This thing was all over my Facebook feed. Awkward, cute, strange. I watched it, curious about the backstory… who would think to do such a thing? With over 46 million views as of this morning, it’s a viral sensation, capturing a moment of pure… something.
ABC News was particularly taken with the video.
The short film is presented by the Los Angeles-based women’s clothing company Wren. CEO and Founder Melissa Coker enlisted her old high school friend Pilieva to help her round up 20 people they would put in front of a camera to share a real life “first kiss” scenario.

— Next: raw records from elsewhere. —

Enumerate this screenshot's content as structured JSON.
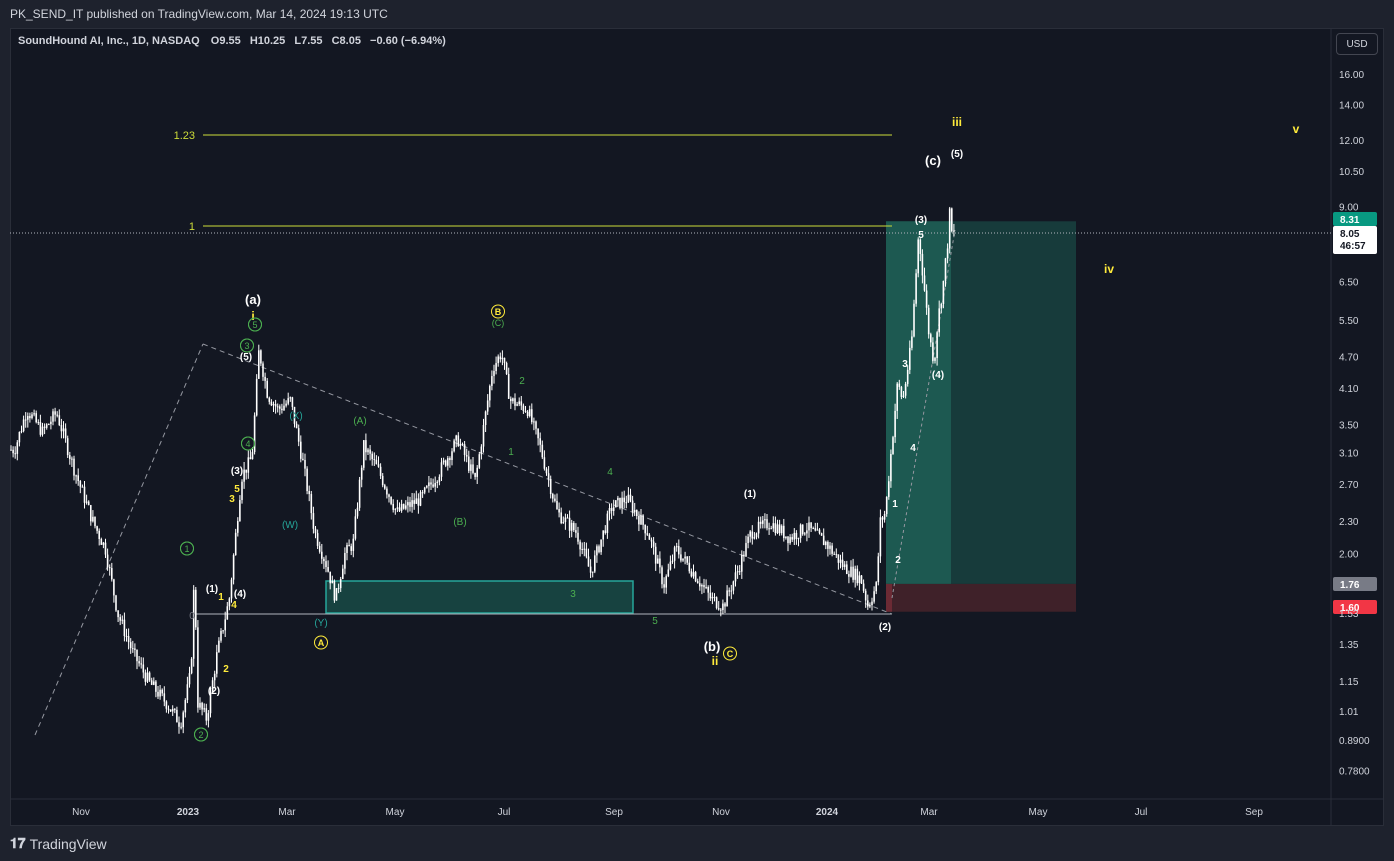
{
  "header": {
    "published": "PK_SEND_IT published on TradingView.com, Mar 14, 2024 19:13 UTC"
  },
  "legend": {
    "symbol": "SoundHound AI, Inc., 1D, NASDAQ",
    "o_label": "O",
    "o": "9.55",
    "h_label": "H",
    "h": "10.25",
    "l_label": "L",
    "l": "7.55",
    "c_label": "C",
    "c": "8.05",
    "change": "−0.60 (−6.94%)"
  },
  "currency": "USD",
  "footer": {
    "brand": "TradingView"
  },
  "colors": {
    "background": "#131722",
    "frame": "#1e222d",
    "candle": "#ffffff",
    "fib_line": "#cddc39",
    "wave_yellow": "#ffeb3b",
    "wave_green": "#4caf50",
    "wave_teal": "#26a69a",
    "profit_zone": "#173b3b",
    "loss_zone": "#3f2129",
    "last_price_bg": "#ffffff",
    "target_badge": "#089981",
    "stop_badge": "#f23645",
    "entry_badge": "#787b86"
  },
  "chart_data": {
    "type": "candlestick",
    "scale": "log",
    "grid": false,
    "x_ticks": [
      "Nov",
      "2023",
      "Mar",
      "May",
      "Jul",
      "Sep",
      "Nov",
      "2024",
      "Mar",
      "May",
      "Jul",
      "Sep"
    ],
    "y_ticks": [
      "16.00",
      "14.00",
      "12.00",
      "10.50",
      "9.00",
      "6.50",
      "5.50",
      "4.70",
      "4.10",
      "3.50",
      "3.10",
      "2.70",
      "2.30",
      "2.00",
      "1.35",
      "1.15",
      "1.01",
      "0.8900",
      "0.7800"
    ],
    "ylim": [
      0.72,
      18.5
    ],
    "price_labels": {
      "target": "8.31",
      "last": "8.05",
      "countdown": "46:57",
      "entry": "1.76",
      "stop": "1.60",
      "hidden_level": "1.53"
    },
    "fib_levels": [
      {
        "label": "1.23",
        "value": 12.55
      },
      {
        "label": "1",
        "value": 8.5
      }
    ],
    "wave_labels": [
      {
        "text": "(a)",
        "color": "white"
      },
      {
        "text": "i",
        "color": "yellow"
      },
      {
        "text": "(c)",
        "color": "white"
      },
      {
        "text": "(5)",
        "color": "white"
      },
      {
        "text": "iii",
        "color": "yellow"
      },
      {
        "text": "v",
        "color": "yellow"
      },
      {
        "text": "iv",
        "color": "yellow"
      },
      {
        "text": "(b)",
        "color": "white"
      },
      {
        "text": "ii",
        "color": "yellow"
      },
      {
        "text": "C",
        "color": "yellow",
        "circled": true
      },
      {
        "text": "A",
        "color": "yellow",
        "circled": true
      },
      {
        "text": "B",
        "color": "yellow",
        "circled": true
      },
      {
        "text": "(C)",
        "color": "green"
      },
      {
        "text": "(A)",
        "color": "green"
      },
      {
        "text": "(B)",
        "color": "green"
      },
      {
        "text": "(X)",
        "color": "teal"
      },
      {
        "text": "(W)",
        "color": "teal"
      },
      {
        "text": "(Y)",
        "color": "teal"
      },
      {
        "text": "1",
        "color": "green",
        "circled": true
      },
      {
        "text": "2",
        "color": "green",
        "circled": true
      },
      {
        "text": "3",
        "color": "green",
        "circled": true
      },
      {
        "text": "4",
        "color": "green",
        "circled": true
      },
      {
        "text": "5",
        "color": "green",
        "circled": true
      },
      {
        "text": "(1)",
        "color": "white"
      },
      {
        "text": "(2)",
        "color": "white"
      },
      {
        "text": "(3)",
        "color": "white"
      },
      {
        "text": "(4)",
        "color": "white"
      },
      {
        "text": "(5)",
        "color": "white"
      },
      {
        "text": "(3)",
        "color": "white"
      },
      {
        "text": "(4)",
        "color": "white"
      },
      {
        "text": "(1)",
        "color": "white"
      },
      {
        "text": "(2)",
        "color": "white"
      },
      {
        "text": "1",
        "color": "yellow"
      },
      {
        "text": "2",
        "color": "yellow"
      },
      {
        "text": "3",
        "color": "yellow"
      },
      {
        "text": "4",
        "color": "yellow"
      },
      {
        "text": "5",
        "color": "yellow"
      },
      {
        "text": "1",
        "color": "green"
      },
      {
        "text": "2",
        "color": "green"
      },
      {
        "text": "3",
        "color": "green"
      },
      {
        "text": "4",
        "color": "green"
      },
      {
        "text": "5",
        "color": "green"
      },
      {
        "text": "1",
        "color": "white"
      },
      {
        "text": "2",
        "color": "white"
      },
      {
        "text": "3",
        "color": "white"
      },
      {
        "text": "4",
        "color": "white"
      },
      {
        "text": "5",
        "color": "white"
      }
    ],
    "price_path": [
      [
        "2022-09-24",
        3.15
      ],
      [
        "2022-10-01",
        3.75
      ],
      [
        "2022-10-10",
        3.4
      ],
      [
        "2022-10-18",
        3.7
      ],
      [
        "2022-10-28",
        2.9
      ],
      [
        "2022-11-08",
        2.3
      ],
      [
        "2022-11-15",
        2.05
      ],
      [
        "2022-11-22",
        1.55
      ],
      [
        "2022-12-01",
        1.3
      ],
      [
        "2022-12-10",
        1.15
      ],
      [
        "2022-12-20",
        1.05
      ],
      [
        "2022-12-28",
        0.96
      ],
      [
        "2023-01-03",
        1.2
      ],
      [
        "2023-01-05",
        1.85
      ],
      [
        "2023-01-07",
        1.05
      ],
      [
        "2023-01-12",
        0.98
      ],
      [
        "2023-01-18",
        1.3
      ],
      [
        "2023-01-25",
        1.65
      ],
      [
        "2023-02-01",
        2.8
      ],
      [
        "2023-02-07",
        3.05
      ],
      [
        "2023-02-11",
        4.85
      ],
      [
        "2023-02-16",
        4.0
      ],
      [
        "2023-02-22",
        3.75
      ],
      [
        "2023-03-01",
        3.9
      ],
      [
        "2023-03-08",
        3.0
      ],
      [
        "2023-03-15",
        2.2
      ],
      [
        "2023-03-22",
        1.9
      ],
      [
        "2023-03-27",
        1.65
      ],
      [
        "2023-04-01",
        2.0
      ],
      [
        "2023-04-06",
        2.1
      ],
      [
        "2023-04-12",
        3.2
      ],
      [
        "2023-04-20",
        2.9
      ],
      [
        "2023-05-01",
        2.4
      ],
      [
        "2023-05-15",
        2.55
      ],
      [
        "2023-05-25",
        2.85
      ],
      [
        "2023-06-05",
        3.3
      ],
      [
        "2023-06-15",
        2.75
      ],
      [
        "2023-06-25",
        4.5
      ],
      [
        "2023-06-30",
        4.8
      ],
      [
        "2023-07-05",
        3.9
      ],
      [
        "2023-07-15",
        3.75
      ],
      [
        "2023-07-22",
        3.2
      ],
      [
        "2023-08-01",
        2.4
      ],
      [
        "2023-08-12",
        2.2
      ],
      [
        "2023-08-20",
        1.85
      ],
      [
        "2023-09-01",
        2.45
      ],
      [
        "2023-09-10",
        2.55
      ],
      [
        "2023-09-22",
        2.2
      ],
      [
        "2023-10-01",
        1.75
      ],
      [
        "2023-10-08",
        2.05
      ],
      [
        "2023-10-18",
        1.85
      ],
      [
        "2023-10-28",
        1.65
      ],
      [
        "2023-11-04",
        1.6
      ],
      [
        "2023-11-12",
        1.85
      ],
      [
        "2023-11-20",
        2.2
      ],
      [
        "2023-12-01",
        2.3
      ],
      [
        "2023-12-12",
        2.15
      ],
      [
        "2023-12-22",
        2.25
      ],
      [
        "2024-01-02",
        2.1
      ],
      [
        "2024-01-12",
        1.9
      ],
      [
        "2024-01-22",
        1.8
      ],
      [
        "2024-01-26",
        1.6
      ],
      [
        "2024-01-31",
        1.75
      ],
      [
        "2024-02-02",
        2.3
      ],
      [
        "2024-02-05",
        2.4
      ],
      [
        "2024-02-09",
        3.3
      ],
      [
        "2024-02-12",
        4.2
      ],
      [
        "2024-02-15",
        3.9
      ],
      [
        "2024-02-20",
        5.0
      ],
      [
        "2024-02-24",
        8.0
      ],
      [
        "2024-02-27",
        6.5
      ],
      [
        "2024-03-01",
        5.2
      ],
      [
        "2024-03-04",
        4.6
      ],
      [
        "2024-03-06",
        5.5
      ],
      [
        "2024-03-09",
        6.4
      ],
      [
        "2024-03-12",
        7.9
      ],
      [
        "2024-03-14",
        10.0
      ],
      [
        "2024-03-14",
        8.05
      ]
    ]
  }
}
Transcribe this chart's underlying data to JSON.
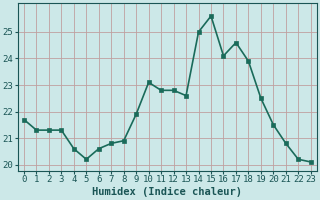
{
  "x": [
    0,
    1,
    2,
    3,
    4,
    5,
    6,
    7,
    8,
    9,
    10,
    11,
    12,
    13,
    14,
    15,
    16,
    17,
    18,
    19,
    20,
    21,
    22,
    23
  ],
  "y": [
    21.7,
    21.3,
    21.3,
    21.3,
    20.6,
    20.2,
    20.6,
    20.8,
    20.9,
    21.9,
    23.1,
    22.8,
    22.8,
    22.6,
    25.0,
    25.6,
    24.1,
    24.6,
    23.9,
    22.5,
    21.5,
    20.8,
    20.2,
    20.1
  ],
  "line_color": "#1a6b5a",
  "marker": "s",
  "marker_size": 2.5,
  "bg_color": "#cce8e8",
  "grid_color_major": "#c0a0a0",
  "grid_color_minor": "#ddc8c8",
  "xlabel": "Humidex (Indice chaleur)",
  "ylim": [
    19.75,
    26.1
  ],
  "xlim": [
    -0.5,
    23.5
  ],
  "yticks": [
    20,
    21,
    22,
    23,
    24,
    25
  ],
  "xticks": [
    0,
    1,
    2,
    3,
    4,
    5,
    6,
    7,
    8,
    9,
    10,
    11,
    12,
    13,
    14,
    15,
    16,
    17,
    18,
    19,
    20,
    21,
    22,
    23
  ],
  "tick_label_color": "#1a5555",
  "xlabel_fontsize": 7.5,
  "tick_fontsize": 6.5,
  "linewidth": 1.2
}
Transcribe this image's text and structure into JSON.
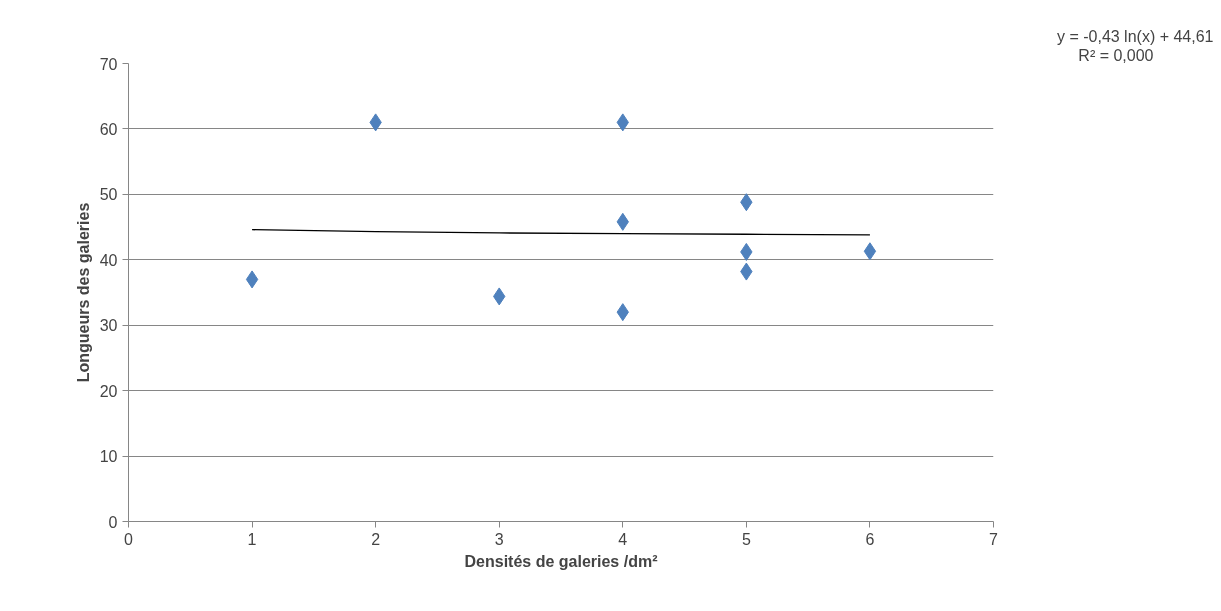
{
  "chart_data": {
    "type": "scatter",
    "xlabel": "Densités de galeries /dm²",
    "ylabel": "Longueurs des galeries",
    "x": [
      1,
      2,
      3,
      4,
      4,
      4,
      5,
      5,
      5,
      6
    ],
    "series": [
      {
        "color": "#4f81bd",
        "marker": "diamond",
        "values": [
          37,
          61,
          34.4,
          61,
          45.8,
          32,
          48.8,
          41.2,
          38.2,
          41.3
        ]
      },
      {
        "type": "line",
        "color": "#000000",
        "marker": "none",
        "x": [
          1,
          2,
          3,
          4,
          5,
          6
        ],
        "values": [
          44.6,
          44.3,
          44.1,
          44.0,
          43.9,
          43.8
        ]
      }
    ],
    "xlim": [
      0,
      7
    ],
    "xticks": [
      0,
      1,
      2,
      3,
      4,
      5,
      6,
      7
    ],
    "ylim": [
      0,
      70
    ],
    "yticks": [
      0,
      10,
      20,
      30,
      40,
      50,
      60,
      70
    ],
    "grid": "y",
    "annotations": [
      "y = -0,43 ln(x) + 44,61",
      "R² = 0,000"
    ]
  }
}
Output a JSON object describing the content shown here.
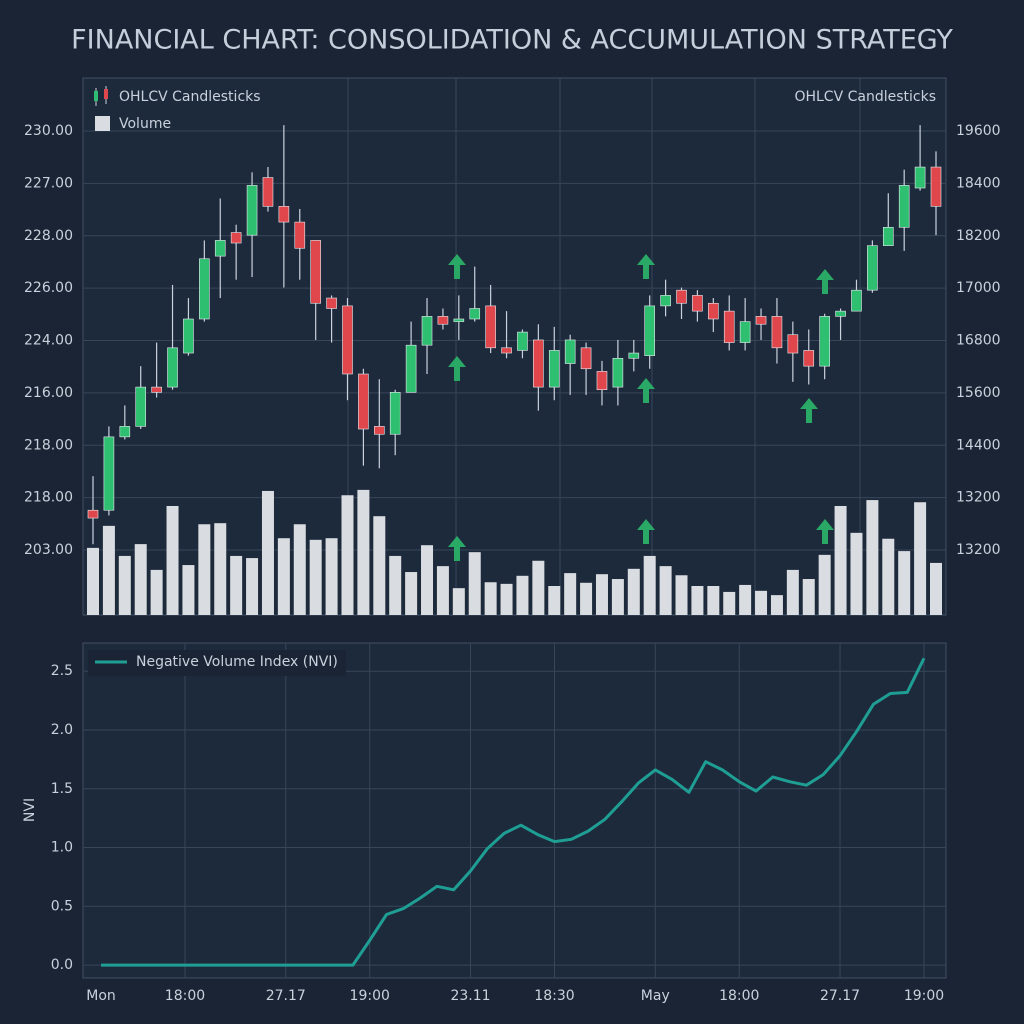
{
  "chart_data": [
    {
      "type": "candlestick",
      "title": "FINANCIAL CHART: CONSOLIDATION & ACCUMULATION STRATEGY",
      "y_axis_labels": [
        "230.00",
        "227.00",
        "228.00",
        "226.00",
        "224.00",
        "216.00",
        "218.00",
        "218.00",
        "203.00"
      ],
      "y2_axis_labels": [
        "19600",
        "18400",
        "18200",
        "17000",
        "16800",
        "15600",
        "14400",
        "13200",
        "13200"
      ],
      "ylim": [
        211.5,
        232.0
      ],
      "volume_lim": [
        0,
        100
      ],
      "series": [
        {
          "name": "OHLCV Candlesticks",
          "up_color": "#2fbf71",
          "down_color": "#e0474c",
          "open": [
            215.5,
            215.5,
            218.3,
            218.7,
            220.2,
            220.2,
            221.5,
            222.8,
            225.2,
            226.1,
            226.0,
            228.2,
            227.1,
            226.5,
            225.8,
            223.6,
            223.3,
            220.7,
            218.7,
            218.4,
            220.0,
            221.8,
            222.9,
            222.7,
            222.8,
            223.3,
            221.7,
            221.6,
            222.0,
            220.2,
            221.1,
            221.7,
            220.8,
            220.2,
            221.3,
            221.4,
            223.3,
            223.9,
            223.7,
            223.4,
            223.1,
            221.9,
            222.9,
            222.9,
            222.2,
            221.6,
            221.0,
            222.9,
            223.1,
            223.9,
            225.6,
            226.3,
            227.8,
            228.6
          ],
          "high": [
            216.8,
            218.7,
            219.5,
            221.0,
            221.9,
            224.1,
            223.6,
            225.8,
            227.4,
            226.4,
            228.4,
            228.6,
            230.2,
            227.0,
            225.8,
            223.7,
            223.6,
            220.9,
            220.5,
            220.1,
            222.7,
            223.6,
            223.2,
            223.7,
            224.8,
            224.1,
            223.1,
            222.4,
            222.6,
            222.5,
            222.2,
            221.9,
            221.2,
            222.0,
            222.0,
            223.7,
            224.3,
            224.0,
            223.9,
            223.6,
            223.7,
            223.6,
            223.2,
            223.6,
            222.7,
            222.4,
            223.0,
            223.2,
            224.3,
            225.8,
            227.6,
            228.5,
            230.2,
            229.2
          ],
          "low": [
            214.2,
            215.3,
            218.2,
            218.6,
            219.8,
            220.1,
            221.4,
            222.7,
            223.6,
            224.3,
            224.4,
            226.9,
            224.0,
            224.3,
            222.0,
            221.9,
            219.7,
            217.2,
            217.1,
            217.6,
            220.0,
            220.7,
            222.4,
            222.0,
            222.7,
            221.5,
            221.3,
            221.3,
            219.3,
            219.7,
            219.9,
            219.9,
            219.5,
            219.5,
            220.8,
            220.9,
            222.9,
            222.8,
            222.7,
            222.3,
            221.6,
            221.6,
            222.0,
            221.1,
            220.4,
            220.3,
            220.5,
            222.0,
            223.1,
            223.8,
            225.6,
            225.4,
            227.7,
            226.0
          ],
          "close": [
            215.2,
            218.3,
            218.7,
            220.2,
            220.0,
            221.7,
            222.8,
            225.1,
            225.8,
            225.7,
            227.9,
            227.1,
            226.5,
            225.5,
            223.4,
            223.2,
            220.7,
            218.6,
            218.4,
            220.0,
            221.8,
            222.9,
            222.6,
            222.8,
            223.2,
            221.7,
            221.5,
            222.3,
            220.2,
            221.6,
            222.0,
            220.9,
            220.1,
            221.3,
            221.5,
            223.3,
            223.7,
            223.4,
            223.1,
            222.8,
            221.9,
            222.7,
            222.6,
            221.7,
            221.5,
            221.0,
            222.9,
            223.1,
            223.9,
            225.6,
            226.3,
            227.9,
            228.6,
            227.1
          ]
        },
        {
          "name": "Volume",
          "color": "#d9dce1",
          "values": [
            12.5,
            16.6,
            11.0,
            13.2,
            8.4,
            20.3,
            9.3,
            16.9,
            17.1,
            11.0,
            10.6,
            23.1,
            14.3,
            16.9,
            14.0,
            14.3,
            22.3,
            23.3,
            18.4,
            11.0,
            8.0,
            13.0,
            9.1,
            5.0,
            11.7,
            6.1,
            5.8,
            7.3,
            10.1,
            5.4,
            7.8,
            6.0,
            7.6,
            6.7,
            8.6,
            11.0,
            9.1,
            7.4,
            5.4,
            5.4,
            4.3,
            5.6,
            4.5,
            3.7,
            8.4,
            6.7,
            11.2,
            20.3,
            15.3,
            21.4,
            14.2,
            11.9,
            21.0,
            9.7
          ]
        }
      ]
    },
    {
      "type": "line",
      "y_label": "NVI",
      "categories": [
        "Mon",
        null,
        null,
        null,
        null,
        "18:00",
        null,
        null,
        null,
        null,
        null,
        "27.17",
        null,
        null,
        null,
        null,
        "19:00",
        null,
        null,
        null,
        null,
        null,
        "23.11",
        null,
        null,
        null,
        null,
        "18:30",
        null,
        null,
        null,
        null,
        null,
        "May",
        null,
        null,
        null,
        null,
        "18:00",
        null,
        null,
        null,
        null,
        null,
        "27.17",
        null,
        null,
        null,
        null,
        "19:00"
      ],
      "ylim": [
        -0.11,
        2.74
      ],
      "yticks": [
        {
          "value": 0,
          "label": "0.0"
        },
        0.5,
        {
          "value": 1,
          "label": "1.0"
        },
        1.5,
        {
          "value": 2,
          "label": "2.0"
        },
        2.5
      ],
      "grid": true,
      "series": [
        {
          "name": "Negative Volume Index (NVI)",
          "color": "#1f9e94",
          "values": [
            0,
            0,
            0,
            0,
            0,
            0,
            0,
            0,
            0,
            0,
            0,
            0,
            0,
            0,
            0,
            0,
            0.21,
            0.43,
            0.48,
            0.57,
            0.67,
            0.64,
            0.8,
            0.99,
            1.12,
            1.19,
            1.11,
            1.05,
            1.07,
            1.14,
            1.24,
            1.39,
            1.55,
            1.66,
            1.58,
            1.47,
            1.73,
            1.66,
            1.56,
            1.48,
            1.6,
            1.56,
            1.53,
            1.62,
            1.78,
            1.99,
            2.22,
            2.31,
            2.32,
            2.61
          ]
        }
      ]
    }
  ]
}
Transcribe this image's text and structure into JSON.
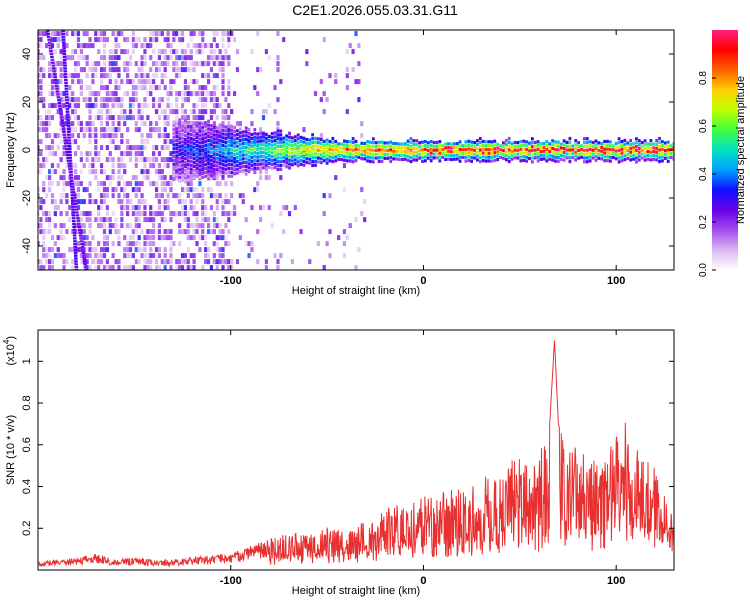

What came next was an awkward, yet strangely fascinating three-and-a-half-minute montage of kisses between young, old, straight, gay, lesbian and biracial pairings.
All of the participants were friends of Coker and Pilieva who live in Los Angeles, and while they range from actors to models to singers, Pilieva said none of them were paid for the advertisement.
Ok. We’ve got a company, actors and such, a freebie project. But then things turned a tad curious.
The New York Times best summed up the situation with a story reporting the beautiful, viral vid was, indeed, an ad for a clothing company.
Melissa Coker, 35, the founder and creative director of the clothing company Wren, commissioned the video to showcase her clothing line’s fall collection for Style.com’s Video Fashion Week. Style.com had created the video series for brands that might lack the financial wherewithal to put on a runway show during Fashion Week.
Did it work? Yup.
Ms. Coker said that there’s been a “significant bump” in sales on Wren’s online store since the video made its debut. And the song accompanying the video, Soko’s “We Might Be Dead by Tomorrow,” sold 10,000 copies in North America on Tuesday and Wednesday. Her album also sold an additional 1,000 copies, said Bryan Ling, the co-president of Community Music, which licensed Soko’s album in North America.
In her defense, there’s this:
And Ms. Coker said that there was no intention of hiding her company’s involvement. The video flashes “Wren presents” at the beginning and also mentions the company in the credits. “There was no part of it where this was a secret,” Ms. Coker said.
Time Magazine is not amused.
The bigger issue here is that the video (and the hype surrounding it) only adds to the growing phenomenon of things on the internet not being what they appear to be. Yes, this sounds silly because the whole point of the internet is that almost all of it is not what it claims to be, but increasingly that truism has spread to videos. Jimmy Kimmel has been praised and castigated in equal measures thanks to his hoax videos. This is not that. Viewers were not explicitly tricked. These are strangers, and they are kissing—that’s not what’s in dispute.
That’s what will upset people the most once they realize the video is an advertisement designed to get them to buy something. They weren’t hoaxed or tricked, they were shown something that presented itself as unique, something that was widely described as beautiful. Now they know that what they watched is no different from what they see every other time they watch a video on the internet or turn on a television.
They have a valid point.
So… good? Bad? As a copywriter, I’d say it was rather good. The fact they didn’t hide the branding, to me, makes the project one heck of an effective viral ad effort. The fact people didn’t really notice the whole “Wren Presents” at the beginning makes it an even more interesting case study, considering the jump in sales.
Down side? They’ve angered a few people. (But, the bigger question is whether these people were Wren’s target audience.) The people in the vid weren’t “walk off the street” folks. They were models and/or actors. Also, the branding at the beginning of the film? The whole “Wren Presents” thingie? Yeah. It’s on the vid for a very short time. So, it could be construed as a tad misleading.
Either way, I have a hunch we’ll see more of these in the future. Heck, we’ve even got a parody, giving the original vid even more traction. NSFW, btw:
Turns out, at least some of the attractive strangers (why are they always attractive strangers?!) are actually models or actors. Slate has identified a few of them, which makes us feel better knowing that not every person plucked off the street looks like he stepped out of an Urban Outfitters catalog.
True love is dead and everything is just a cynical plot to extract your money, it emerged today, when the First Kiss video featuring “strangers” making out was found to be just a commercial for an autumn/winter clothing line.